Hi. Im developing a game demo to send to employers with my CV. Its going to be a 2d final fantasy style rpg game. Ive finished the coding needed to get the character walking around the world and im now working on the battle section. Other sections which will be included are npc interaction, an in game menu and some game editing tools. All of the game details are loaded in from external files.

This is probably a bad idea.

Something you develop with the express goal of developing it to send to employers will be easily recognizable as such, especially in the case of a "complete game." You're much better off sending one of your other, more-polished projects. If you don't have any previous projects worth sending, then you should strongly consider reducing the scope of your "game" to something more like an interesting tech demo.

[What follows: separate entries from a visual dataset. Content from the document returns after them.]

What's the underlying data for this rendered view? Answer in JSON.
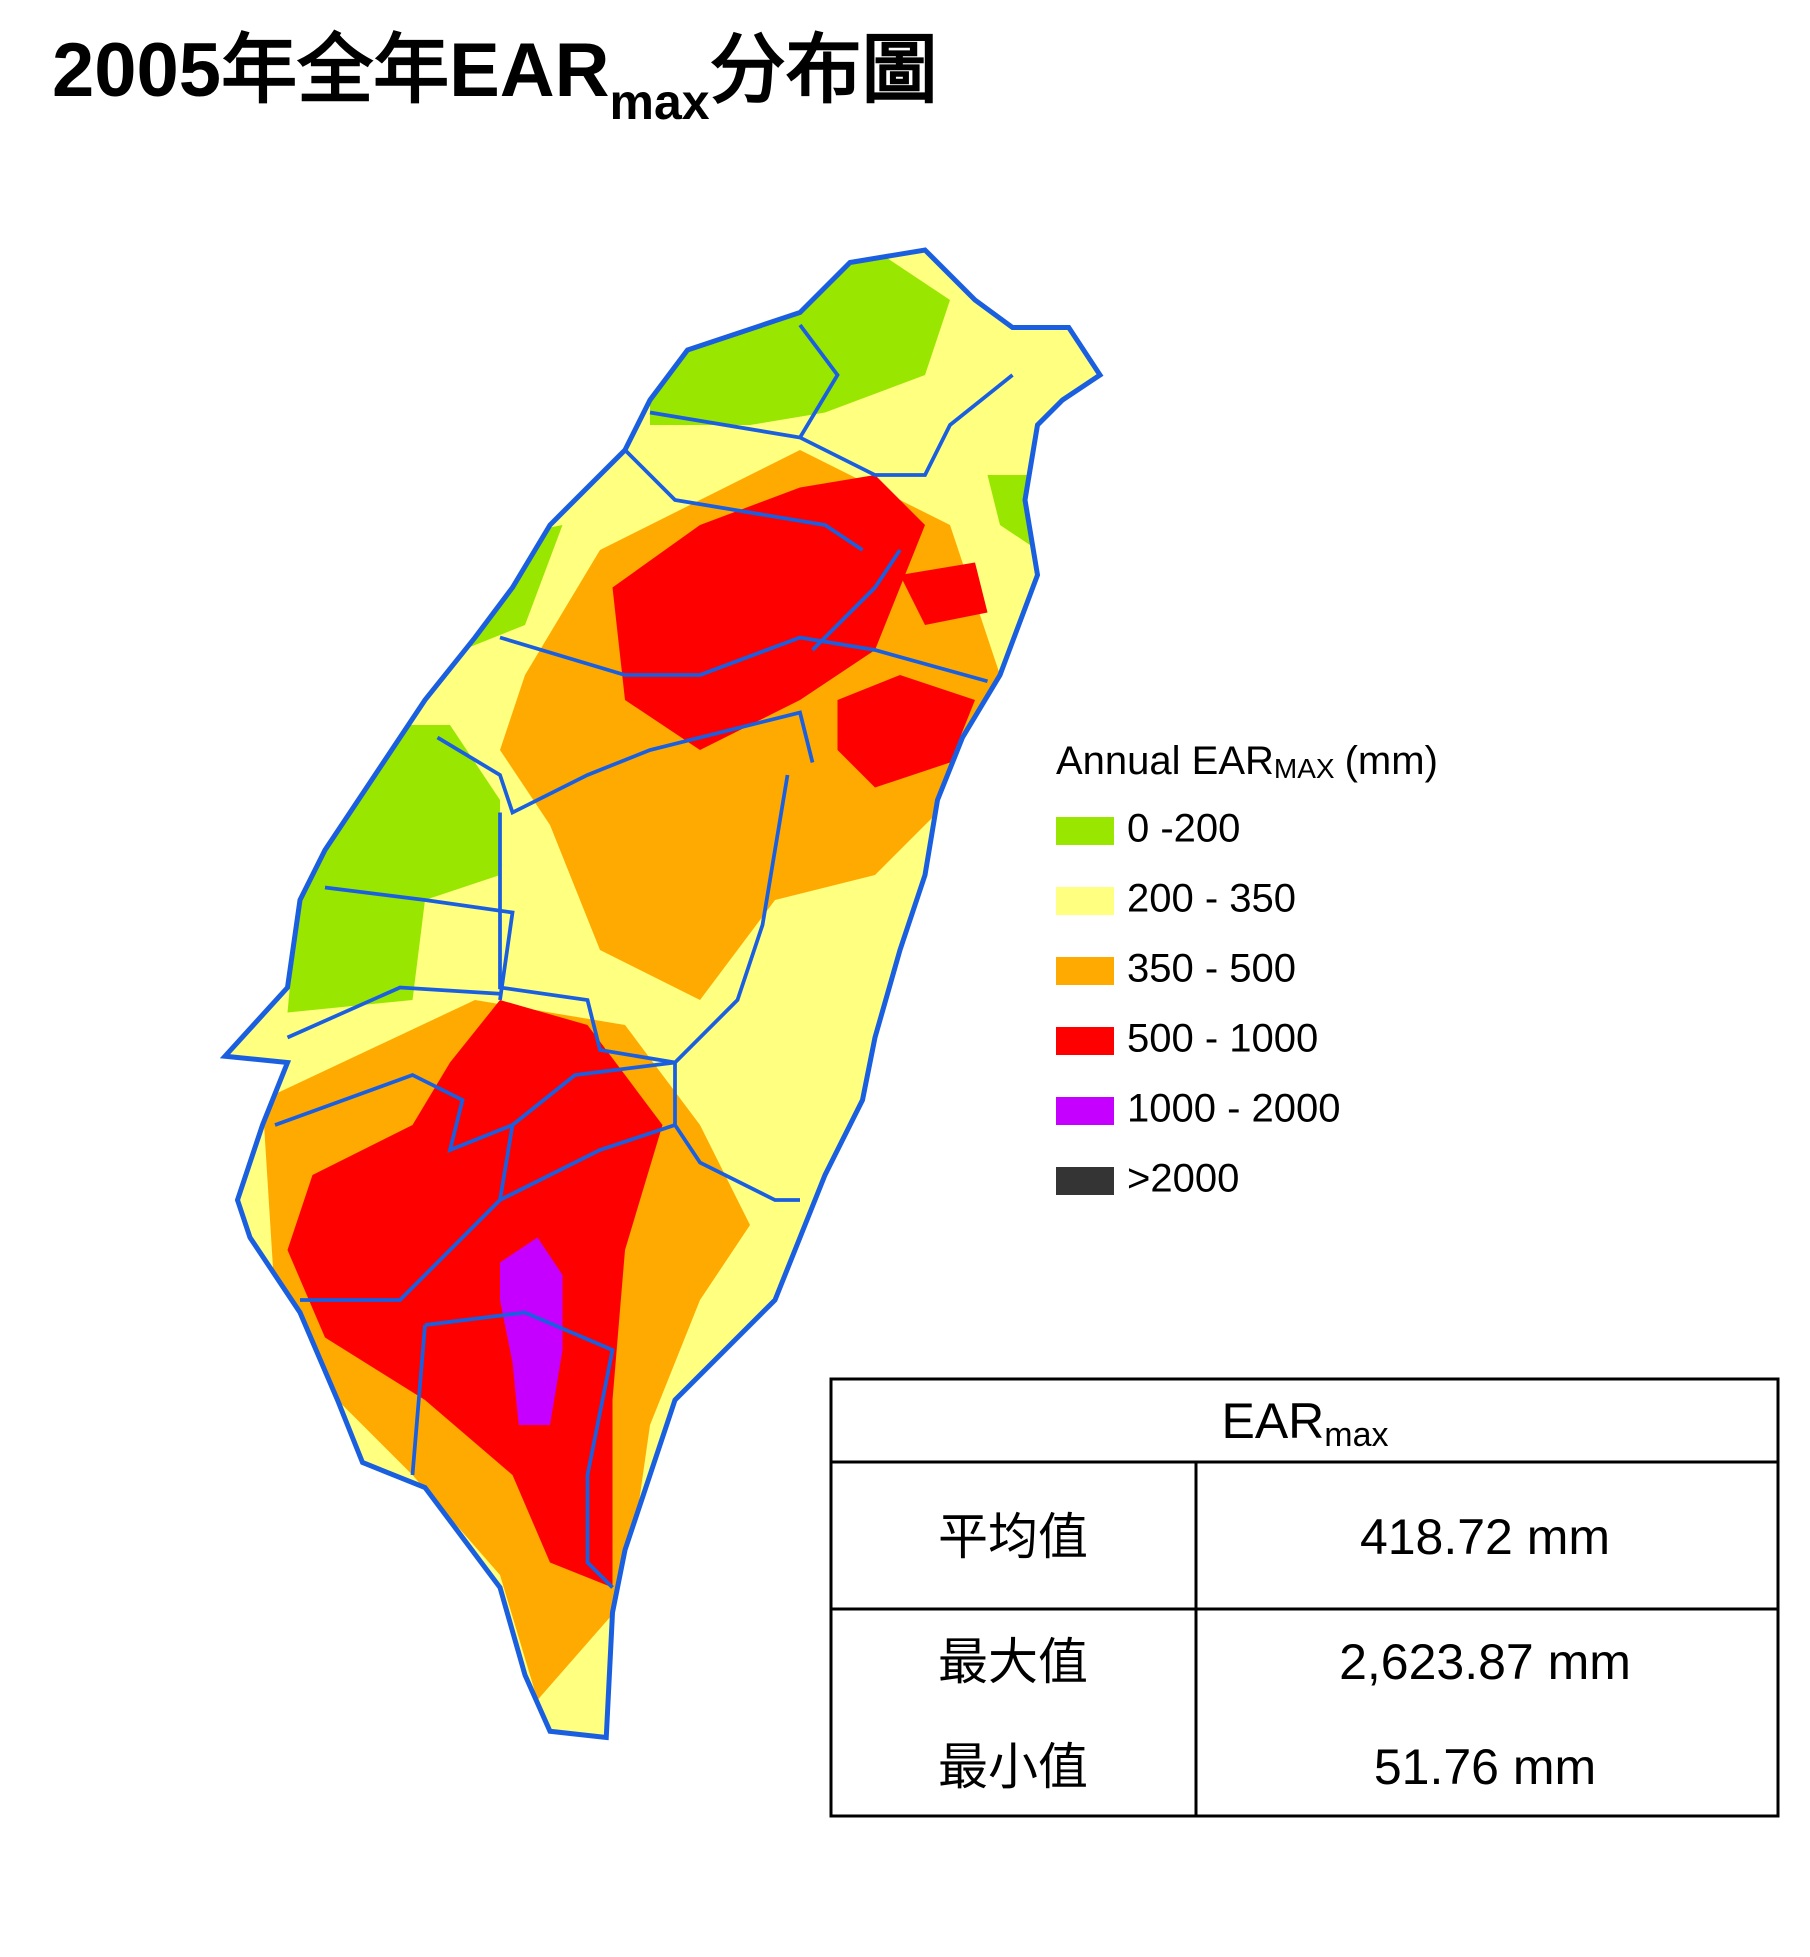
{
  "title": {
    "main": "2005年全年EAR",
    "sub": "max",
    "tail": "分布圖"
  },
  "legend": {
    "title": "Annual EAR",
    "title_sub": "MAX",
    "title_unit": "(mm)",
    "items": [
      {
        "label": "0 -200",
        "color": "#99e600"
      },
      {
        "label": "200 - 350",
        "color": "#ffff80"
      },
      {
        "label": "350 - 500",
        "color": "#ffaa00"
      },
      {
        "label": "500 - 1000",
        "color": "#ff0000"
      },
      {
        "label": "1000 - 2000",
        "color": "#c500ff"
      },
      {
        "label": ">2000",
        "color": "#343434"
      }
    ]
  },
  "table": {
    "header": "EAR",
    "header_sub": "max",
    "rows": [
      [
        "平均值",
        "418.72 mm"
      ],
      [
        "最大值",
        "2,623.87 mm"
      ],
      [
        "最小值",
        "51.76 mm"
      ]
    ]
  }
}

When developers even care about demos, what they care about varies widely. Generally, however, if you're going to show them a full game it better be very polished, which you usually don't have the time or resources to dedicate to if you're building the game with the express intent to use it to get you hired. Additionally, such a game tends to involve application of a broad variety of techniques and disciplines, but none of them are applied with much depth, which can suggest to an employer that you can do a lot of easy stuff, but nothing hard. As it stands, for example, there is absolutely nothing in your demo that sticks out in an impressive fashion. You've shown me you can write some basic rendering, input handling, file I/O, and some trivial AI. But those are all qualities that I would assume any minimally competent applicant would have, and that I would query for in the interview. I expect a demo piece to be some of your best work, and if your best only jives with my minimally competent than I (speaking as a potential employer, obviously) would not be interested in persuing your application further.

It's usually better for a demonstration piece to be highly focused on a specific implementation of a technique or application of a certain technology. It's a lot easier for developers to evaluate (they're not going to look at your demo for more than a few minutes) and it shows you can really dig deeply into something.